Rêve d'une petite fille, angoisse d'une adolescence, et espoire d'une jeune fille

Publié le par Brown

Coucou les filles,

 

Je viens vous faire part de mon évolution de pensée depuis mon parcours naturel.

Comme vous le savez (ou pas d'ailleurs), je suis naturelle depuis toujours.

Je n'ai jamais défrisé mes cheveux, ce n'est pas pour autant que je les ai accepté tout de suite.

 

Quand j'étais plus petite (en primaire), mon rève était de pouvoir faire un chouchou (attacher mes cheveux) comme les copines : blacks défrisées, ou blanches.

 

Ma mère à ce moment nous faisait souvent les horribles tresses au fil. On avait l'air d'entennes paraboliques...

Bon elle ne nous a pas tant détesté, elle essayé de nous faire des tresses originales, avec un style original.

Bon je vous épargne les photos dossiers lOol.

 

Ma mère a veillé sur nos cheveux pendant tous notre primaires et collège également.

 

Quand on est petit on ne fait pas attention que l'on est différent. Mais en grandissant on se rend compte que l'on n'est pas comme tout le monde, que l'on n'a pas la même couleurs, pas la même texture de cheveux.

 

On se construit doucement notamment à l'adolescence. La période la plus difficile selon moi est le collège.

On est en pleine construction de soi, mais on est aussi très débile...

 

On veut faire comme les autres, mais que faire quand on ne peut pas?

 

Je voyais mes amies blacks avec leurs cheveux défrisées, certaines se moquaient d'autres me plaignaient. J'ai donc commencé à aimer et a détester mes cheveux.

 

Aimer car ils poussaient, j'arrivais à les attacher, et j'avais du volume, mais je les détestais car je ne pouvais rien en faire, ma mère refusant de me les défriser.

 

J'avais donc trouvé une stratégie, qui me permettait de faire, presque, comme toute les filles.

LES TRESSES AVEC RAJOUTS.

 

J'ai donc caché mes cheveux ainsi jusqu'à mes 18ans.

 

Une fois j'ai dû aller en vanilles au lycée, mais cela avait, selon moi, trop attiré l'attention, et la curiosité. J'ai vite abandonné.

 

Plus on grandit et plus l'on se pose de question, et surtout par rapport aux garçons. Et pour ma part j'avais une question qui me perturbait.

 

Comment allais-je donc faire lorsque j'aurai un copain?

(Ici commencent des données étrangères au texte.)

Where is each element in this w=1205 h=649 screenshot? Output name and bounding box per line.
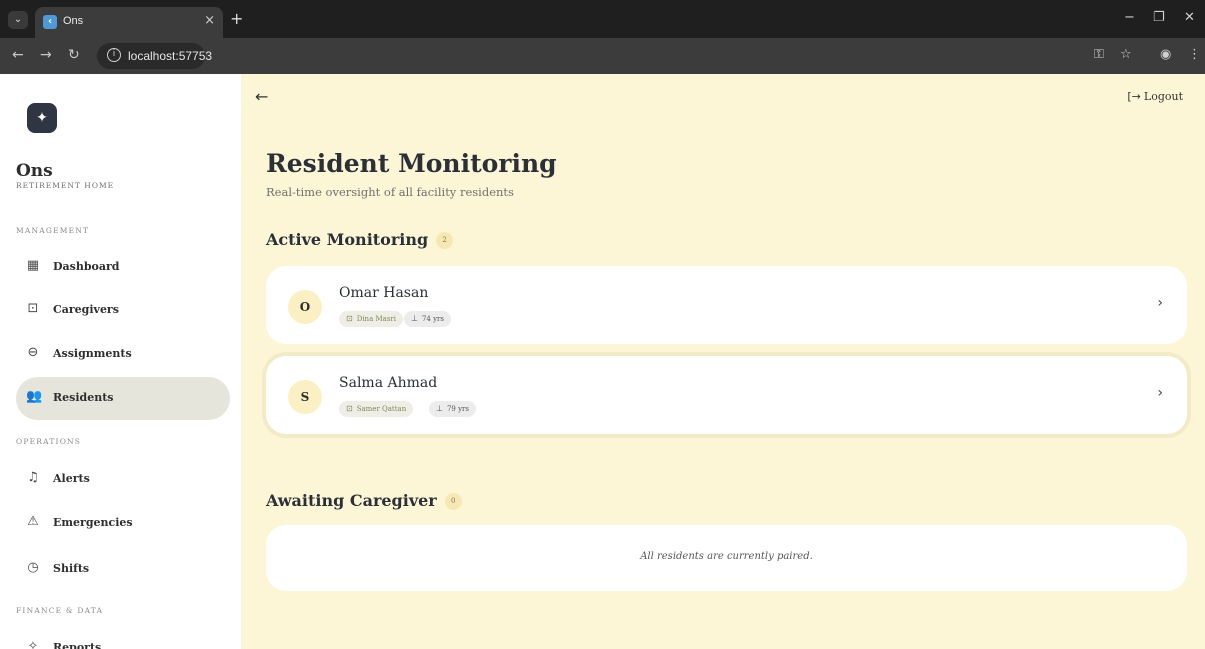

Et pire encore comment allais-je donc faire quand je serai marié?

 

Je ne pourrai pas cacher éternellement cette cheveleure grandissante, je dirai même plus je n'allais pas continuer à me cacher derrière ces mèches.

Qu'allait-il penser de moi?

 

Il faut savoir que mes parents ne m'ont jamais présenté le cheveux crépus comme étant une mauvaise chose en soie. Mon père est un fan de naturel et il n'aime pas du tout l'artificiel.

Cependant mon entourage était défrisé ainsi que ma mère.

 

Ce cocktail molotof ainsi que toutes ces questions m'ont encore plus décidé à défriser mes cheveux.

 

Tentative vaine, face à l'ardeur de ma mère.

 

Cependant arrivée à mes 18ans, ma mère semblait plus coulante, sans pour autant me soutenir dans cette voie.

 

Elle m'a juste dit " si tu veux défriser maintenant, c'est toi qui voit, mais il ne faudra pas pleurer après quand tu auras le RAYON BLEU".

 

Phrase que je n'oublierai pas lOol.

 

J'ai donc décidé de faire un test juste pour voir ce que cela donnait les cheveux lisses sur moi.

J'ai donc confié mes cheveux à une amie blanche QUE J AIME BEAUCOUP, afin qu'elle me fasse un lissage.

 

Résultat: cheveux long, volumineux et secs... Ma mère m'a coupé les cheveux 1 semaines après.

 

Ca m'a fait très mal, mais j'ai pris conscience que je devais garder mes cheveux tels qu'ils étaient, et que je devais les assumer. Car c'était une partie de moi. C'est vrai que cela parait débile de dire ca car il s'agit de cheveux, mais d'une certaine façon ca m'a permis de m'accepter moi-même et d'être mieux dans mes baskets.

Il faut savoir qu'un rien peut provoquer des complexes, les boutons à l'adolescence par ex.

 

Grand paradoxe, on me trouvait plus jolie avec mes vanilles, plus originales, et aussi plus antillaise mdrr (mais passons).

Du coup je n'avais plus de soucis par rapport aux regards des autres et à mes éventuelles relations relations futures.

 

Pour ma part l'acceptation de mes cheveux m'a libéré d'un gros soucis,

ca m'a permis de m'accepter un peu plus.